In order for two datasets to be integrated as a single dataset, the files must share some amount of data in common. The connections menu is used to define the in-common column(s) that two datasets share. The application will provide a suggestion for this combining operation based on the number and kind of matches that occur within the columns available in a dataset pair.
The "Current" dataset is whichever dataset was selected as the Base Data Set. Columns from the next dataset are considered to be the Lookup Data Set. The Base Data Set will appear on the left of the combining interface; the Lookup Data Set will appear on the right.

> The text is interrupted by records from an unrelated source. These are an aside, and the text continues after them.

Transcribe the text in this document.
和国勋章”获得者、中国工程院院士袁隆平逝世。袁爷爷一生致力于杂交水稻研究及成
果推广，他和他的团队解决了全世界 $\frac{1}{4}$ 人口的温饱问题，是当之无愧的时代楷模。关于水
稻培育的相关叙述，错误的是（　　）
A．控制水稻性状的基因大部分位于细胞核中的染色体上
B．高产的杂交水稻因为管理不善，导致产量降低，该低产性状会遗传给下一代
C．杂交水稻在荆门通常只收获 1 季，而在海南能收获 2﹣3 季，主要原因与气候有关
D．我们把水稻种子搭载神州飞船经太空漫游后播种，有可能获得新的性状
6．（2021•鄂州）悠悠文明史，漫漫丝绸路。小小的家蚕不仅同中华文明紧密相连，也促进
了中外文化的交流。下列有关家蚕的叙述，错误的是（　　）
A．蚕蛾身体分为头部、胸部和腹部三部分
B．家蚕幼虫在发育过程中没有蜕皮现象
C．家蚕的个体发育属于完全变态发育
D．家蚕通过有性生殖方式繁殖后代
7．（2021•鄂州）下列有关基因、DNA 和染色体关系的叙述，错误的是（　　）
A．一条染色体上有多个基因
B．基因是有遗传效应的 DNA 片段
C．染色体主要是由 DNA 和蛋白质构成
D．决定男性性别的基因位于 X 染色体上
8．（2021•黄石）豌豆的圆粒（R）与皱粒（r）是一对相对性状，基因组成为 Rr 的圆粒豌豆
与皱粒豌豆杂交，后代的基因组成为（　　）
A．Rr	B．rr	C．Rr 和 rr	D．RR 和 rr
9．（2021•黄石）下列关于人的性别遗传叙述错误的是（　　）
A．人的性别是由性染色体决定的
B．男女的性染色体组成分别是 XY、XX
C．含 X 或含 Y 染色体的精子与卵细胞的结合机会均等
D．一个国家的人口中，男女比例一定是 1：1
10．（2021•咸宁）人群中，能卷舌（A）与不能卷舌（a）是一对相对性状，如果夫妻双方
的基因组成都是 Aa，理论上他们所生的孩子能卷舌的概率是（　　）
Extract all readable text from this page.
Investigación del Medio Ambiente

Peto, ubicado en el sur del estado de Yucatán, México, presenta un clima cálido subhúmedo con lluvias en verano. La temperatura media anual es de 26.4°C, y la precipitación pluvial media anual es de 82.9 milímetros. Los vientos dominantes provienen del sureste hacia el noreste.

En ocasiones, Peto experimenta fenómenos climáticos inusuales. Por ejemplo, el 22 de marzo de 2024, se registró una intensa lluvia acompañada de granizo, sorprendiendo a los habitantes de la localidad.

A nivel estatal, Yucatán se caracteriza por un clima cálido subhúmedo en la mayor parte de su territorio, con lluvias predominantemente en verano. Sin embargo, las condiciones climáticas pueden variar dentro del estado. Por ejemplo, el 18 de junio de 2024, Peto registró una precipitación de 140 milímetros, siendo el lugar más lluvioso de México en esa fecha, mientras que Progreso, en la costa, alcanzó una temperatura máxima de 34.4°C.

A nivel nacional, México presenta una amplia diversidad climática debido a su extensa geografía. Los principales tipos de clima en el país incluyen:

As you choose your options for the LOOKUP function, Paxata will display a preview of how the data will appear in the lower portion of the screen.
Join Score Calculation When attaching a lookup dataset to your base dataset, the join score calculation considers "selectivity" (the extent to which each column in the lookup connection is populated with unique values) in addition to "overlap" (the percentage of rows that match in the lookup connection.) The higher the score, the better the connection.
Percentages less than 100% do not indicate a problem with the proposed combine operation. In fact, there are numerous legitimate use cases where the percentage of overlap may be less than 1%! Rather than being an absolute indicator of “right” or “wrong,” the percentage value should serve as a “sanity check” that should match some level of expectation the user has regarding the amount of data the two datasets have in common.
If you are unhappy with the default column selection for the LOOKUP function, you can choose other possible LOOKUP connections found by Paxata in the list below the default. If no connections were found, or none of the found connections are what you are looking for in the LOOKUP function, you can manually select columns to use by clicking in each field.
Options The "Options" menu allows you to specify what type of combine operation and matching options you would like to conduct between the Base Data Set and the Lookup Data Set. The combine options are: Outer Lookup, Inner Lookup, Left Lookup, and Right Lookup. One of the easiest ways to understand these Lookup Types are by using a Venn diagram:
An Outer Lookup will return a combined dataset containing all rows with matching values in the specified join columns, as well as all rows from both datasets that contained no matching values.
An Inner Lookup will return a combined dataset containing only those rows which contain matching values within the specified join columns.
A Left Outer Join will return a combined dataset containing all rows with matching values in the specified join columns, as well as all rows from the left (Base Data Set) table that had no corresponding matching value in the right (Lookup Data Set) table.
A Right Outer Join is similar to a Left Outer Join in that it will return a combined dataset containing all rows with matching values in the specified join columns; however, rather than return the rows with non-matching values from the left (Base Data Set) table, it will return all non-matching rows from the right (Lookup Data Set) table instead.
The color blocks in this column correspond to the ones used by the application to distinguish the datasets elsewhere. For each row, the appearance or absence of a color block provides a quick visual indicator regarding whether or not that particular dataset had values to contribute to the row.